No fue solo porque tildara de “terroristas domésticos” a los dos ciudadanos estadounidenses abatidos a tiros por agentes de inmigración en Minneapolis. Tampoco porque autorizara la deportación de más de 200 venezolanos a una cárcel de máxima seguridad en El Salvador, a pesar de que un juez se lo prohibiera. Ni porque usara fondos públicos para comprar dos aviones privados de lujo por más de 60 millones de dólares. Ni porque se rumoreara que tuviera una relación extramarital con un asesor. Al final, el clavo final en el ataúd político de Kristi Noem, la destituida secretaria de Seguridad Nacional y la responsable de ejecutar la dura política migratoria de Donald Trump, fue que se atreviera a llevarle la contraria al presidente.
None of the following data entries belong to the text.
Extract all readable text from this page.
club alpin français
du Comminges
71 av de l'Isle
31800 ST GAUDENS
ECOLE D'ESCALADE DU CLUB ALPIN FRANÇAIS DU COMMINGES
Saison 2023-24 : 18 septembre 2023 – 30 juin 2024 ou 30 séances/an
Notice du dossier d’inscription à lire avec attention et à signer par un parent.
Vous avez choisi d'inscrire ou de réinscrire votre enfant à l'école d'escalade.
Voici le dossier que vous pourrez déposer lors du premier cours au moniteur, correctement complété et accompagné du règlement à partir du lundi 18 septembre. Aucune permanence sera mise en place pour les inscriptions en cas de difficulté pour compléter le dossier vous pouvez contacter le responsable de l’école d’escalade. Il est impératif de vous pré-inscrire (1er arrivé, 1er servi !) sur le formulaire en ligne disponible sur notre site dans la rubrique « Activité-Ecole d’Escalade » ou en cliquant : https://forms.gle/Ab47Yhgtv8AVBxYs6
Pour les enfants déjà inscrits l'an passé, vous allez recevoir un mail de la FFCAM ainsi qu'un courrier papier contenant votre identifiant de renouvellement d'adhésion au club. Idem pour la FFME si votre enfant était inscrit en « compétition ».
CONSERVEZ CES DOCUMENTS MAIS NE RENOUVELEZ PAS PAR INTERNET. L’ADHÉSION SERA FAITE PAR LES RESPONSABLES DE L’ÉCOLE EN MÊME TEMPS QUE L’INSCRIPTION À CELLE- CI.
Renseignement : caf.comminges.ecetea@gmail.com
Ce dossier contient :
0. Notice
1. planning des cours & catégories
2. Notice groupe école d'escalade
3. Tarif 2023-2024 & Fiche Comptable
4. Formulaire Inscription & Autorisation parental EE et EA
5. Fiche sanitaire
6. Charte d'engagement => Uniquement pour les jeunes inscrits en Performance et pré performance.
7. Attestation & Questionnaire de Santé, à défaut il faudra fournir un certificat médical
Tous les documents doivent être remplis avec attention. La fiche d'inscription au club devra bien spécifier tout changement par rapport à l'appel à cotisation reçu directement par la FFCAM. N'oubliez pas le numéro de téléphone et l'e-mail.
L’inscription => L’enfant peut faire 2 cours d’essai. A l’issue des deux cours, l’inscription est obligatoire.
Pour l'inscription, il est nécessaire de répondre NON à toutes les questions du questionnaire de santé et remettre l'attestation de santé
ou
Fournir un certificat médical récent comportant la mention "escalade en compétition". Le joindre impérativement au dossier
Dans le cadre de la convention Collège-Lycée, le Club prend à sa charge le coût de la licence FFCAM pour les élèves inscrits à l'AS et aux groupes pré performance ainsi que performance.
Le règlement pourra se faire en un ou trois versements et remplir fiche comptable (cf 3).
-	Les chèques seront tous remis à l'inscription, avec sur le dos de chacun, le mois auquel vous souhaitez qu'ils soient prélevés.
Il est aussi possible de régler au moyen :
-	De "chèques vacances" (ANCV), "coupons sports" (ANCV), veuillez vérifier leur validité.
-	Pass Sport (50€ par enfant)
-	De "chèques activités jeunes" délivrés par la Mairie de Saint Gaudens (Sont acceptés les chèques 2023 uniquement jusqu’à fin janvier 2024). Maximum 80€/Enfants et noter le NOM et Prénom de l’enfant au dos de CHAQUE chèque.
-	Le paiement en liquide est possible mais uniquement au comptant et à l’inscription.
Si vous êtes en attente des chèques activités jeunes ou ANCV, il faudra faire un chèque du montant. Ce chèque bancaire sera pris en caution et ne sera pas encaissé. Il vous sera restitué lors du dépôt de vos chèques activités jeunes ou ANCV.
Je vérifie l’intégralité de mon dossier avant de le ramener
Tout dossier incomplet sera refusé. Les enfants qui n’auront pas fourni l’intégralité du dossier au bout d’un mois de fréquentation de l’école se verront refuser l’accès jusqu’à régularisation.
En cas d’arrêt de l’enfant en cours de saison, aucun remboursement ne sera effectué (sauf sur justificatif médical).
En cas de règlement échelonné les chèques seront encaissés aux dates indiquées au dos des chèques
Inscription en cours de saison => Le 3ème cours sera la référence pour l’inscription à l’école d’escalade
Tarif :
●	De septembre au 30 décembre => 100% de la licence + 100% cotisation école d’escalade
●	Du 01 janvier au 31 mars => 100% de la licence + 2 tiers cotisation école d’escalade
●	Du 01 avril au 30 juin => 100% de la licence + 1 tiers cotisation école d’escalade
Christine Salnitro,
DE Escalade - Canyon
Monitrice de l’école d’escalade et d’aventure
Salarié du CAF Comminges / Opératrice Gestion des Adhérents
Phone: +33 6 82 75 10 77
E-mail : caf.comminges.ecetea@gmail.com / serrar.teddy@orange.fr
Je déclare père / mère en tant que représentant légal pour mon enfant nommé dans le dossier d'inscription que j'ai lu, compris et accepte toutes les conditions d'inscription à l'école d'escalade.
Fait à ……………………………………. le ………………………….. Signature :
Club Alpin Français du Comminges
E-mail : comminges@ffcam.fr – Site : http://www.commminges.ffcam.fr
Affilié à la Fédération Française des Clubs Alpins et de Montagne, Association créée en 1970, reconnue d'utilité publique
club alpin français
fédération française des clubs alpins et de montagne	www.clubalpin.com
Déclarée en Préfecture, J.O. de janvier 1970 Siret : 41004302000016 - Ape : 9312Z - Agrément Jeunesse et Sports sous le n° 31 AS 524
Después de un año de controversias, el anuncio público de la despedida de Noem llegó el jueves mediante un mensaje de Trump en su red social, Truth. El republicano comunicó su destitución minutos antes de que la funcionaria debiera subir a un escenario en Tennessee para una conferencia ante policías. Ella, por su parte, supo que sería destituida, convirtiéndose en la primera baja del Gabinete de Trump, por una llamada del presidente mientras estaba en camino al lugar. Luego, en el podio en la ciudad de Nashville, dio el discurso que ya tenía preparado como si no hubiese pasado nada.